Bana göre böyle olmayan eleştiriler eleştiri değil, olsa olsa sataşma, kara çalma, suçlama vb olabilir ve pek dikkate alınmayı da hak etmezler, çoğu zaman da dikkate alınmazlar zaten.

Öyle görünüyor ki, “Anayurda Dönüş” tezimizi ve bu uğurdaki mücadelemizi galiba İmdat’a da kavratamamışız.

Bildiğim kadarıyla kimse “vatana dönmek için yanıp tutuşanların moralini” bozmaktan söz etmedi. Çünkü onlar ya zaten Anayurda dönmüşlerdir veya İmdat’ın yazısından etkilenmeyeceklerdir. Ama belki “vatana dönsek mi dönmesek mi?” ikilemindeki kararsızların, anayurda dönüşü göze alamayanların, belki bu konuyu henüz gündemine alamamış olanların moralini bozmaktan, onları “anayurda dönüş” düşüncesinden uzaklaştırmaktan söz edilebilir. İmdat gibi deneyimli dönüşçülerin bunlar üzerinde daha etkili olabilecekleri de tartışılmaz.

Elbette her yerde olduğu gibi, Anayurtta ve RF’nda da sorunlar vardır. Kimi sorunlar bir yerde, kimi sorunlar başka bir yerde daha fazla/az, kolay/zor olabilir. Unutmamak gerekir ki, sorunların çözümleri de vardır. Sorunlar var diye gerçek değişmez. En büyük gerçek, ister iyi olsun ister kötü, Çerkesya Çerkeslerin Anayurdu’dur. Burada buluşup bütünleşilmedikçe asimilasyon, yok oluş önlenemez.

Evet, “dönüşçü” aslında daha SSCB yıkılmamışken Türkiye’de ortaya çıkan ve Çerkeslerin asimilasyondan kurtulup varlıklarını sürdürmelerinin sadece anavatan Kafkasya’ya dönerek mümkün olacağını savunan bir siyasi gruptu”, hatta örgütsüz doğal bir gruptu ve 1980 darbesiyle dağıldı, bir daha da toparlanamadı. Birçok güçlü devrimci örgütün de dağılıp toparlanamadığı gibi. Ama “Anayurda Dönüş” tezi bir tez, bir ide olarak halâ ortada ve ortada olmaya da devam edecek.

İmdat’ın (ve benzerlerinin) “Anayurda Dönüş” tezimizi yeterince kavramadığı, verdiği yanlış Nasreddin Hoca örneğinden de belli. Biz  “30 yıl önce” (aslında 45 yıl önce)  yaşımızı söylemedik ki, bugünkü durumumuz Nasrettin Hoca örneği ile ti’ye alınsın.

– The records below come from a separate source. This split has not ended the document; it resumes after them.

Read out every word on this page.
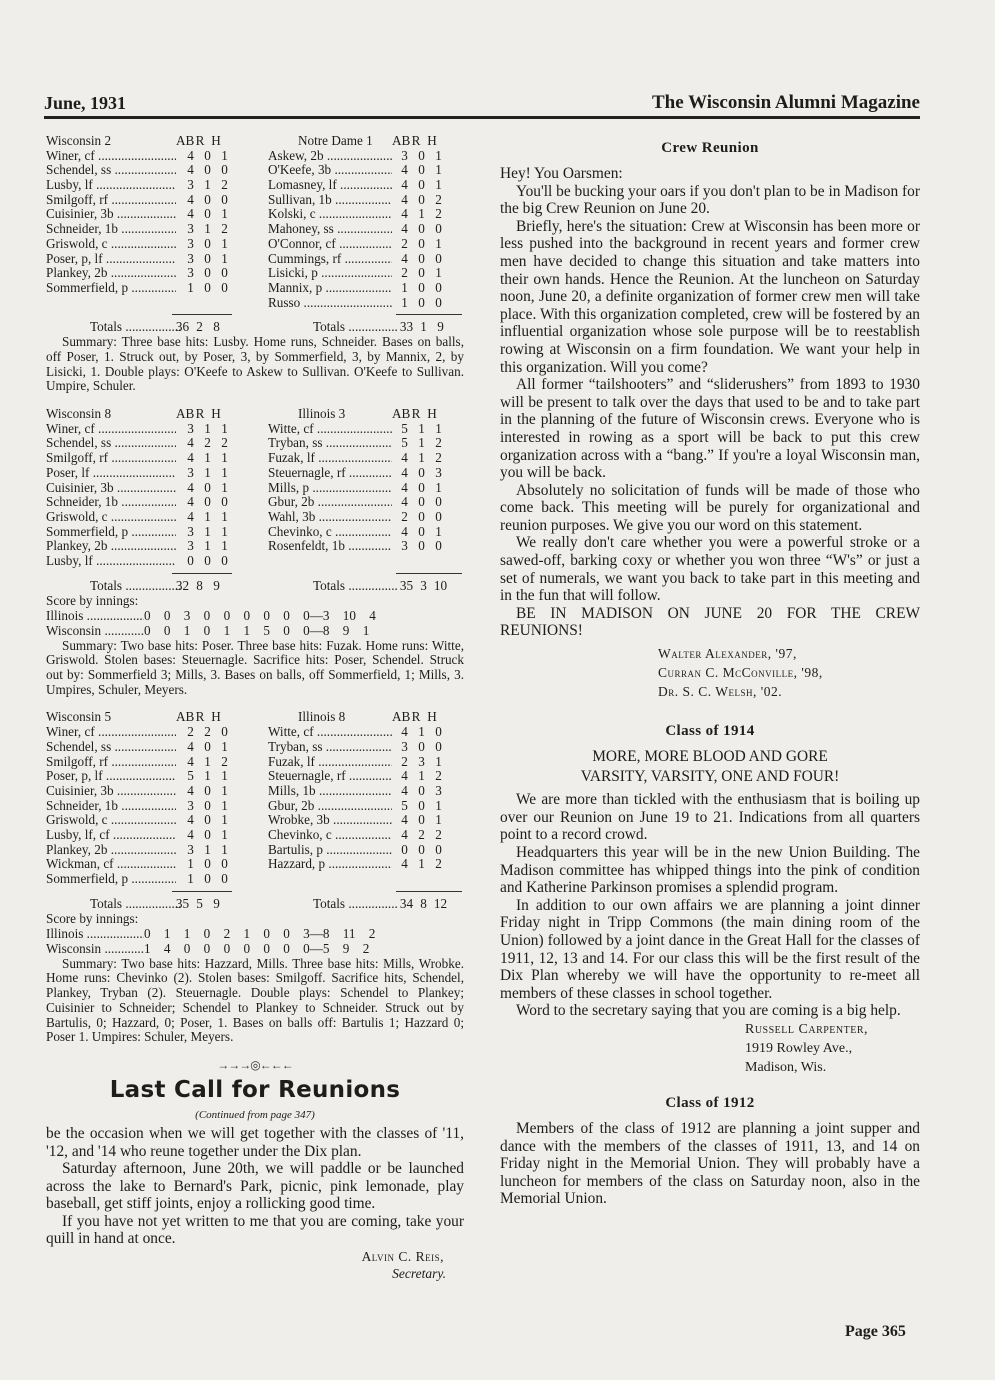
June, 1931	The Wisconsin Alumni Magazine
Wisconsin 2	AB R H	Notre Dame 1 AB R H
Winer, cf .....	4 0 1	Askew, 2b .....	3 0 1
Schendel, ss .....	4 0 0	O'Keefe, 3b .....	4 0 1
Lusby, lf .....	3 1 2	Lomasney, lf .....	4 0 1
Smilgoff, rf .....	4 0 0	Sullivan, 1b .....	4 0 2
Cuisinier, 3b .....	4 0 1	Kolski, c .....	4 1 2
Schneider, 1b .....	3 1 2	Mahoney, ss .....	4 0 0
Griswold, c .....	3 0 1	O'Connor, cf .....	2 0 1
Poser, p, lf .....	3 0 1	Cummings, rf .....	4 0 0
Plankey, 2b .....	3 0 0	Lisicki, p .....	2 0 1
Sommerfield, p .....	1 0 0	Mannix, p .....	1 0 0
Russo .....	1 0 0
Totals .....	36 2 8	Totals .....	33 1 9

Summary: Three base hits: Lusby. Home runs, Schneider. Bases on balls, off Poser, 1. Struck out, by Poser, 3, by Sommerfield, 3, by Mannix, 2, by Lisicki, 1. Double plays: O'Keefe to Askew to Sullivan. O'Keefe to Sullivan. Umpire, Schuler.

Wisconsin 8	AB R H	Illinois 3	AB R H
Winer, cf .....	3 1 1	Witte, cf .....	5 1 1
Schendel, ss .....	4 2 2	Tryban, ss .....	5 1 2
Smilgoff, rf .....	4 1 1	Fuzak, lf .....	4 1 2
Poser, lf .....	3 1 1	Steuernagle, rf .....	4 0 3
Cuisinier, 3b .....	4 0 1	Mills, p .....	4 0 1
Schneider, 1b .....	4 0 0	Gbur, 2b .....	4 0 0
Griswold, c .....	4 1 1	Wahl, 3b .....	2 0 0
Sommerfield, p .....	3 1 1	Chevinko, c .....	4 0 1
Plankey, 2b .....	3 1 1	Rosenfeldt, 1b .....	3 0 0
Lusby, lf .....	0 0 0
Totals .....	32 8 9	Totals .....	35 3 10
Score by innings:
Illinois .....	0 0 3 0 0 0 0 0 0—3 10 4
Wisconsin .....	0 0 1 0 1 1 5 0 0—8 9 1

Summary: Two base hits: Poser. Three base hits: Fuzak. Home runs: Witte, Griswold. Stolen bases: Steuernagle. Sacrifice hits: Poser, Schendel. Struck out by: Sommerfield 3; Mills, 3. Bases on balls, off Sommerfield, 1; Mills, 3. Umpires, Schuler, Meyers.

Wisconsin 5	AB R H	Illinois 8	AB R H
Winer, cf .....	2 2 0	Witte, cf .....	4 1 0
Schendel, ss .....	4 0 1	Tryban, ss .....	3 0 0
Smilgoff, rf .....	4 1 2	Fuzak, lf .....	2 3 1
Poser, p, lf .....	5 1 1	Steuernagle, rf .....	4 1 2
Cuisinier, 3b .....	4 0 1	Mills, 1b .....	4 0 3
Schneider, 1b .....	3 0 1	Gbur, 2b .....	5 0 1
Griswold, c .....	4 0 1	Wrobke, 3b .....	4 0 1
Lusby, lf, cf .....	4 0 1	Chevinko, c .....	4 2 2
Plankey, 2b .....	3 1 1	Bartulis, p .....	0 0 0
Wickman, cf .....	1 0 0	Hazzard, p .....	4 1 2
Sommerfield, p .....	1 0 0
Totals .....	35 5 9	Totals .....	34 8 12
Score by innings:
Illinois .....	0 1 1 0 2 1 0 0 3—8 11 2
Wisconsin .....	1 4 0 0 0 0 0 0 0—5 9 2

Summary: Two base hits: Hazzard, Mills. Three base hits: Mills, Wrobke. Home runs: Chevinko (2). Stolen bases: Smilgoff. Sacrifice hits, Schendel, Plankey, Tryban (2). Steuernagle. Double plays: Schendel to Plankey; Cuisinier to Schneider; Schendel to Plankey to Schneider. Struck out by Bartulis, 0; Hazzard, 0; Poser, 1. Bases on balls off: Bartulis 1; Hazzard 0; Poser 1. Umpires: Schuler, Meyers.

→→→◎←←←
Last Call for Reunions
(Continued from page 347)

be the occasion when we will get together with the classes of '11, '12, and '14 who reune together under the Dix plan.

Saturday afternoon, June 20th, we will paddle or be launched across the lake to Bernard's Park, picnic, pink lemonade, play baseball, get stiff joints, enjoy a rollicking good time.

If you have not yet written to me that you are coming, take your quill in hand at once.

Alvin C. Reis,
Secretary.
Crew Reunion

Hey! You Oarsmen:

You'll be bucking your oars if you don't plan to be in Madison for the big Crew Reunion on June 20.

Briefly, here's the situation: Crew at Wisconsin has been more or less pushed into the background in recent years and former crew men have decided to change this situation and take matters into their own hands. Hence the Reunion. At the luncheon on Saturday noon, June 20, a definite organization of former crew men will take place. With this organization completed, crew will be fostered by an influential organization whose sole purpose will be to reestablish rowing at Wisconsin on a firm foundation. We want your help in this organization. Will you come?

All former “tailshooters” and “sliderushers” from 1893 to 1930 will be present to talk over the days that used to be and to take part in the planning of the future of Wisconsin crews. Everyone who is interested in rowing as a sport will be back to put this crew organization across with a “bang.” If you're a loyal Wisconsin man, you will be back.

Absolutely no solicitation of funds will be made of those who come back. This meeting will be purely for organizational and reunion purposes. We give you our word on this statement.

We really don't care whether you were a powerful stroke or a sawed-off, barking coxy or whether you won three “W's” or just a set of numerals, we want you back to take part in this meeting and in the fun that will follow.

BE IN MADISON ON JUNE 20 FOR THE CREW REUNIONS!

Walter Alexander, '97,
Curran C. McConville, '98,
Dr. S. C. Welsh, '02.
Class of 1914
MORE, MORE BLOOD AND GORE
VARSITY, VARSITY, ONE AND FOUR!

We are more than tickled with the enthusiasm that is boiling up over our Reunion on June 19 to 21. Indications from all quarters point to a record crowd.

Headquarters this year will be in the new Union Building. The Madison committee has whipped things into the pink of condition and Katherine Parkinson promises a splendid program.

In addition to our own affairs we are planning a joint dinner Friday night in Tripp Commons (the main dining room of the Union) followed by a joint dance in the Great Hall for the classes of 1911, 12, 13 and 14. For our class this will be the first result of the Dix Plan whereby we will have the opportunity to re-meet all members of these classes in school together.

Word to the secretary saying that you are coming is a big help.

Russell Carpenter,
1919 Rowley Ave.,
Madison, Wis.
Class of 1912

Members of the class of 1912 are planning a joint supper and dance with the members of the classes of 1911, 13, and 14 on Friday night in the Memorial Union. They will probably have a luncheon for members of the class on Saturday noon, also in the Memorial Union.

Page 365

Biz 45 yıl önce annemizin adını söyledik. İnsanın annesinin adı doğarken ne ise ölürken de aynı değil midir!? İnsan “30 yıl önce annesinin adının Ayşe olduğunu söylemişti, 30 yıl sonra halâ Ayşe demeye devam ediyor” diye eleştirilebilir mi!? İnsan, annesinde eleştirilebilecek birtakım hususlar var diye veya başka güzel anneler gördüğü için annesinden vazgeçebilir mi!?

Haydi, İmdat “matematiğine çok güvendiğine” göre matematik örneğiyle açıklayalım. Biz 45 yıl önce 2 X 2 = 4 demişiz. İnsanlık bin yıllardan beri iki kere iki dört eder demeye devam ediyor. Bu eleştirilecek bir durum olabilir mi!?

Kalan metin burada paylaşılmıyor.